Eczema is an inflammation of the skin. There are various types but the most popular one is Atopic eczema. It starts from early childhood. Some people outgrow it but others don’t.
Factors which might be responsible for eczema include pollution, climate change, allergies to dust or pollen, diet, infections and stress, hormones and hereditary factors.
Eczema starts with itchy skin, followed by the appearance of rashes which affects the face, elbow, wrist, knees and could affect other parts of the body as well.
In babies, the face is usually affected with the rash.
The rashes can be light or dark in colour.
Inflamed skin can become dry and thick. It could also become blistered and infectious.

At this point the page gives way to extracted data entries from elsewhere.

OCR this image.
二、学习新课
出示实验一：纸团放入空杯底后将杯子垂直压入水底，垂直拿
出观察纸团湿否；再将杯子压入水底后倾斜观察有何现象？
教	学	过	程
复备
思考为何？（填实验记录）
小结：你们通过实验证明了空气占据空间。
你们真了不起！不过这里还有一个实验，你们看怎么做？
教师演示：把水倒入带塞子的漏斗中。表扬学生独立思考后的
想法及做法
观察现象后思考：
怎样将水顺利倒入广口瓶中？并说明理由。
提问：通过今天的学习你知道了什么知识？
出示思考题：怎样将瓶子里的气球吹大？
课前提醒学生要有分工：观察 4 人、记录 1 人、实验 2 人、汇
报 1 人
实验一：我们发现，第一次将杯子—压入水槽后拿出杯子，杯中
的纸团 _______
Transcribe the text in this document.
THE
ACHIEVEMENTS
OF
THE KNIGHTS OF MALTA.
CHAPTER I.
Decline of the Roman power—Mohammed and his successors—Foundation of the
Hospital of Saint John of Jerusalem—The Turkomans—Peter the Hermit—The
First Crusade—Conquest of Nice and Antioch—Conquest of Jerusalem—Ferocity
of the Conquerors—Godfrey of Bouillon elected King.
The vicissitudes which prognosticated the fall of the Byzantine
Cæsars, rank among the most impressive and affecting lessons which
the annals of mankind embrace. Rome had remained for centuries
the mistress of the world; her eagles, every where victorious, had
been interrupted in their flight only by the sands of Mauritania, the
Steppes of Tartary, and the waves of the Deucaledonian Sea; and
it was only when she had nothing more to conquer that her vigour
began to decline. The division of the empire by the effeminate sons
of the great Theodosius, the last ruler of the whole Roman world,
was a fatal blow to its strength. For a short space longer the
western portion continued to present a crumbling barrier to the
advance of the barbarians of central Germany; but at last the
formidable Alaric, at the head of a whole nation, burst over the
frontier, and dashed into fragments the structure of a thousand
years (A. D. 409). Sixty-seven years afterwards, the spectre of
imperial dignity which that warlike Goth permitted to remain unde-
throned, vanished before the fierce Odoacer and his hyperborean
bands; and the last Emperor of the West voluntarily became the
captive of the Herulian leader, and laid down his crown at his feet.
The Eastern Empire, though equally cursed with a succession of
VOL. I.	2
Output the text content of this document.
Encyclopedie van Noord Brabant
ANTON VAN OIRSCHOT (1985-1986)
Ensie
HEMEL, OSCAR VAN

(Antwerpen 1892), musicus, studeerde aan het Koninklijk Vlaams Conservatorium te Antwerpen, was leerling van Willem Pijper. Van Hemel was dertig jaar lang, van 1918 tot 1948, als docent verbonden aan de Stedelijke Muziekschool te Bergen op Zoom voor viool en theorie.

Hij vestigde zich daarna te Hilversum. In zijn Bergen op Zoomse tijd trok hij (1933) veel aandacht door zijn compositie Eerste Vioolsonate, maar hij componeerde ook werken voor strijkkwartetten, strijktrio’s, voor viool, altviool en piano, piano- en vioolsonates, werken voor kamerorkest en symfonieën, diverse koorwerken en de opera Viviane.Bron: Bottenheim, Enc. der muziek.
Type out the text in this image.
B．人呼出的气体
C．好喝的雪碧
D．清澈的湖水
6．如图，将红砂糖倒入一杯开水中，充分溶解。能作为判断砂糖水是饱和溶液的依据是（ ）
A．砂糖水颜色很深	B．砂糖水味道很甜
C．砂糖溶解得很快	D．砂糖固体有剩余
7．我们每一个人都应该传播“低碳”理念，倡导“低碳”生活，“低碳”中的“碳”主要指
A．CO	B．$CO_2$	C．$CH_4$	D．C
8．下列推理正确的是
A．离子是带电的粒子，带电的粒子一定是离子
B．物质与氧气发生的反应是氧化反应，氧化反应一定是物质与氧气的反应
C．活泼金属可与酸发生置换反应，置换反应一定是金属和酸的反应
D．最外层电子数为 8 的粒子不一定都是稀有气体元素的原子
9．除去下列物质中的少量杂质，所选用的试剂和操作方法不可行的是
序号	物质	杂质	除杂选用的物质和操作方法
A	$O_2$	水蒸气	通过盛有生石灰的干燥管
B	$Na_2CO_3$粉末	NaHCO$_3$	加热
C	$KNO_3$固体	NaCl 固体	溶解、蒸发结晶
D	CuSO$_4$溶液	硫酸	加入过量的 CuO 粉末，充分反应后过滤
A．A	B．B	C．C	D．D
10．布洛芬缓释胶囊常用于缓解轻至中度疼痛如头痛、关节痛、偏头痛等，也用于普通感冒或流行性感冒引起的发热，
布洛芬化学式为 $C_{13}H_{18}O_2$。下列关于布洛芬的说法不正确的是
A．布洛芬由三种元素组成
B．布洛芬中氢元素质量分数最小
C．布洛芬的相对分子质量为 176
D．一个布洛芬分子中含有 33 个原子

Flare ups of the itchy rash happens in some instances which can last for many weeks and cause great distress.
It is caused by a combination of hereditary and environmental factors.
Eczema can be diagnosed using the following methods:
1. Patch testing
2. Skin prick testing
Eczema has no overall cure, but it can be managed with medical treatment and avoiding irritants.
1. Have warm baths regularly
2. Use a non-soap cleanser or mild soap for bath
3. Gently pat your skin dry after bath, do not rub.
4. Moisturize your skin daily
5. Apply moisturizer immediately after your bath to lock in moisture.
6. Avoid scratchy and tight fitting clothes, wear cotton and soft fabrics.
7. Avoid extreme temperatures and activities that make you sweat as they can cause irritation to the skin.
Medications can also be prescribed by doctors for the treatment of eczema. They include:
1. Antibiotics to kill bacteria.
2. Corticosteroid creams and ointments to reduce inflammation
3. Antihisthamines: this helps to reduce itchiness at night so you can sleep better.
4. Phototherapy which involves exposure to ultraviolet waves.